Nous n’en saurons pas davantage. Bien plus tard, Gracq nous confiera que le livre «jusqu’au dernier chapitre, marchait au canon vers une bataille navale qui ne fut jamais livrée». Mais c’est dès le repli d’Aldo que le récit était entré dans une phase réflexive, qui comprend deux étapes. La première passe par un dialogue entre Aldo et l’«envoyé» du Farghestan; l’Histoire y est interprétée en termes de «rapports passionnels», comme un jeu mortel de séduction et de défi. La seconde correspond au dernier chapitre, que Gracq rédige après un arrêt de dix-huit mois. Une sorte d’épilogue ramène Aldo à Orsenna. Il revoit son père, politicien caricatural, et décrit longuement l’état des esprits, alors qu’une agitation burlesque, dans le genre de la Troisième République finissante, se mêle à des attentes mystiques du Grand Jour. Il rencontre enfin le vieux Danielo, instigateur caché de son acte, symboliquement son père et son double: mais Danielo est encore un médiateur, le catalyseur d’un devenir dont la raison échappe, et dont ni les analogies organiques, ni les exemples historiques, ni les mythes qui se superposent et s’enchevêtrent dans le texte, ne fournissent la clé.

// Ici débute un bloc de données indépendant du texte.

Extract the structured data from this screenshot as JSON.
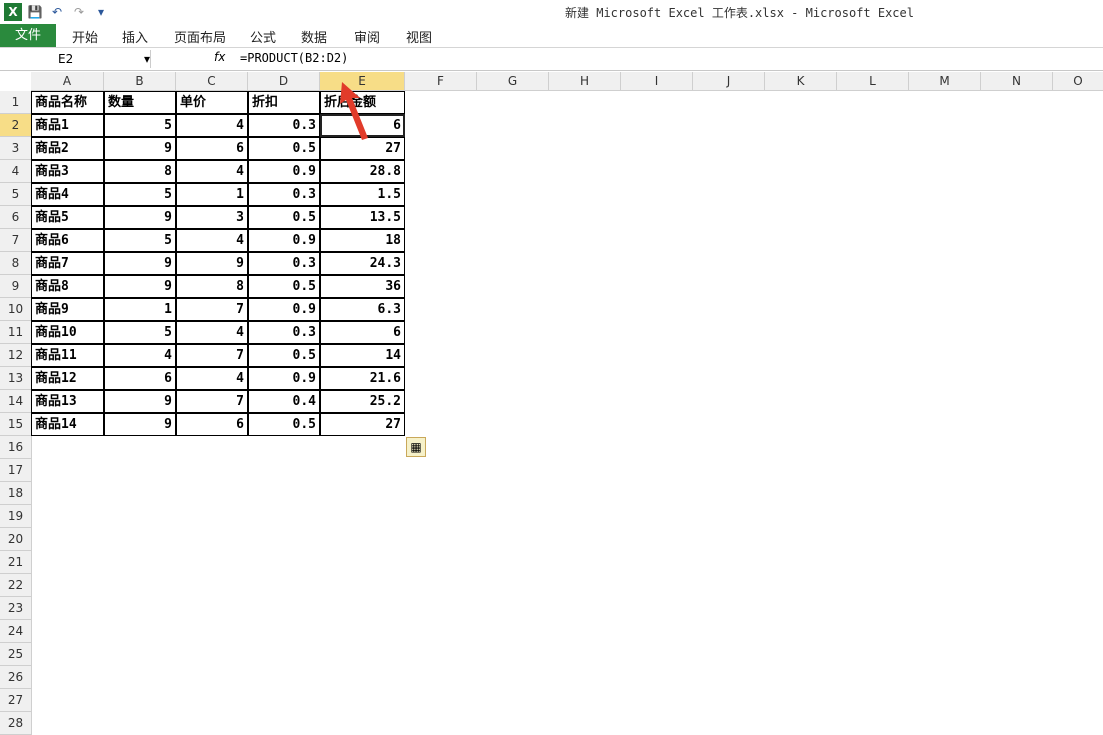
{
  "window": {
    "title": "新建 Microsoft Excel 工作表.xlsx - Microsoft Excel"
  },
  "ribbon": {
    "tabs": [
      "文件",
      "开始",
      "插入",
      "页面布局",
      "公式",
      "数据",
      "审阅",
      "视图"
    ]
  },
  "formula_bar": {
    "name_box": "E2",
    "fx": "fx",
    "formula": "=PRODUCT(B2:D2)"
  },
  "columns": [
    "A",
    "B",
    "C",
    "D",
    "E",
    "F",
    "G",
    "H",
    "I",
    "J",
    "K",
    "L",
    "M",
    "N",
    "O"
  ],
  "rows": [
    "1",
    "2",
    "3",
    "4",
    "5",
    "6",
    "7",
    "8",
    "9",
    "10",
    "11",
    "12",
    "13",
    "14",
    "15",
    "16",
    "17",
    "18",
    "19",
    "20",
    "21",
    "22",
    "23",
    "24",
    "25",
    "26",
    "27",
    "28"
  ],
  "table": {
    "headers": [
      "商品名称",
      "数量",
      "单价",
      "折扣",
      "折后金额"
    ],
    "rows": [
      [
        "商品1",
        "5",
        "4",
        "0.3",
        "6"
      ],
      [
        "商品2",
        "9",
        "6",
        "0.5",
        "27"
      ],
      [
        "商品3",
        "8",
        "4",
        "0.9",
        "28.8"
      ],
      [
        "商品4",
        "5",
        "1",
        "0.3",
        "1.5"
      ],
      [
        "商品5",
        "9",
        "3",
        "0.5",
        "13.5"
      ],
      [
        "商品6",
        "5",
        "4",
        "0.9",
        "18"
      ],
      [
        "商品7",
        "9",
        "9",
        "0.3",
        "24.3"
      ],
      [
        "商品8",
        "9",
        "8",
        "0.5",
        "36"
      ],
      [
        "商品9",
        "1",
        "7",
        "0.9",
        "6.3"
      ],
      [
        "商品10",
        "5",
        "4",
        "0.3",
        "6"
      ],
      [
        "商品11",
        "4",
        "7",
        "0.5",
        "14"
      ],
      [
        "商品12",
        "6",
        "4",
        "0.9",
        "21.6"
      ],
      [
        "商品13",
        "9",
        "7",
        "0.4",
        "25.2"
      ],
      [
        "商品14",
        "9",
        "6",
        "0.5",
        "27"
      ]
    ]
  }
}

La poésie des lieux et des instants forme la substance précieuse du texte. Les descriptions sont maintenues au fil du récit: tout paysage est parcouru, ou contemplé dans la posture du guet. Celui même du rivage des Syrtes, à la fois concret et symbolique, est une lande rase et couverte de joncs, «glissant vers le dépouillement absolu». Les villes, Orsenna, Maremma, Sagra en ruine, donnent au récit sa couleur italienne. On y chercherait en vain la trace d’une activité économique. Le négoce est relégué dans le passé; la ville se résume aux masses humaines dans les rues, aux demeures patriciennes et aux casemates du pouvoir: c’est la perspective marginale d’un promeneur, doublé d’un poète de l’Histoire.

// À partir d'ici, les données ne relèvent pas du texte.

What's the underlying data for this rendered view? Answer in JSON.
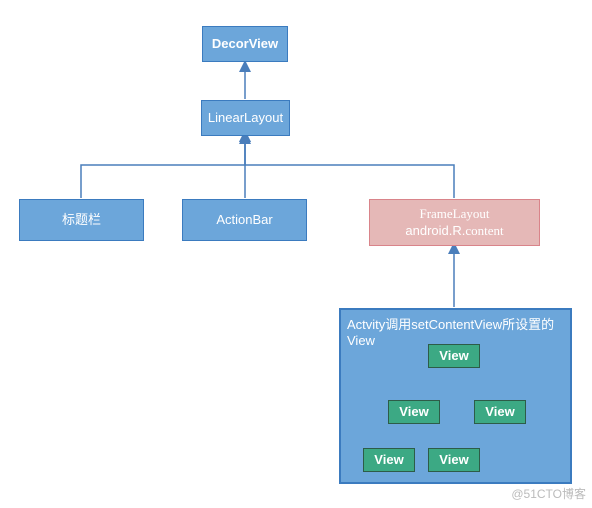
{
  "nodes": {
    "decor": "DecorView",
    "linear": "LinearLayout",
    "title_bar": "标题栏",
    "action_bar": "ActionBar",
    "frame_line1": "FrameLayout",
    "frame_line2_a": "android.R.",
    "frame_line2_b": "content"
  },
  "panel": {
    "title": "Actvity调用setContentView所设置的View"
  },
  "subtree": {
    "v1": "View",
    "v2": "View",
    "v3": "View",
    "v4": "View",
    "v5": "View"
  },
  "watermark": "@51CTO博客",
  "colors": {
    "blue_fill": "#6CA6DA",
    "blue_border": "#3B7BBF",
    "pink_fill": "#E5B8B7",
    "pink_border": "#D9848A",
    "green_fill": "#3CA984",
    "green_border": "#2D5C48",
    "line": "#4A7EBB"
  }
}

Le style accentue l’atmosphère de «déclin de l’Occident» qui imprègne le roman. Bien des pages sont empreintes d’un décorum légèrement archaïsant, sans autre équivalent chez Gracq. L’ampleur de la phrase, les variations modales («il me semblait»), les glacis d’épithètes, les hyperboles, confèrent à l’écriture une dignité théâtrale, que traverse parfois l’ombre d’une ironie. Joint au retour en leitmotiv des images de la veille, du sommeil, de la vacuité, de l’attente, de l’élan, ce style tendu et chatoyant comme une soierie accroît l’autonomie de la fiction, et donne au livre une cohérence plus intime, parce qu’il est lui-même l’emblème d’une culture composite, fragile, mais capable de ruser avec son propre déclin.
Paru en septembre 1951, Le Rivage des Syrtes obtient le prix Goncourt, que son auteur refuse. Gracq en effet se considérait comme engagé par la critique acerbe des prix littéraires à laquelle il venait de se livrer dans La Littérature à l’estomac. Et dès les premières rumeurs il en avertit le jury. Celui-ci passe outre, prenant l’écrivain au piège de son propre combat pour la dignité de l’œuvre littéraire, son refus ne pouvant qu’accroître le bruit autour de l’œuvre. Gracq restera marqué par ce qu’il considère comme un «abus de pouvoir». Il fera le choix, quitte à brider son talent de polémiste, de s’abstenir de toute intervention directe sur la scène littéraire.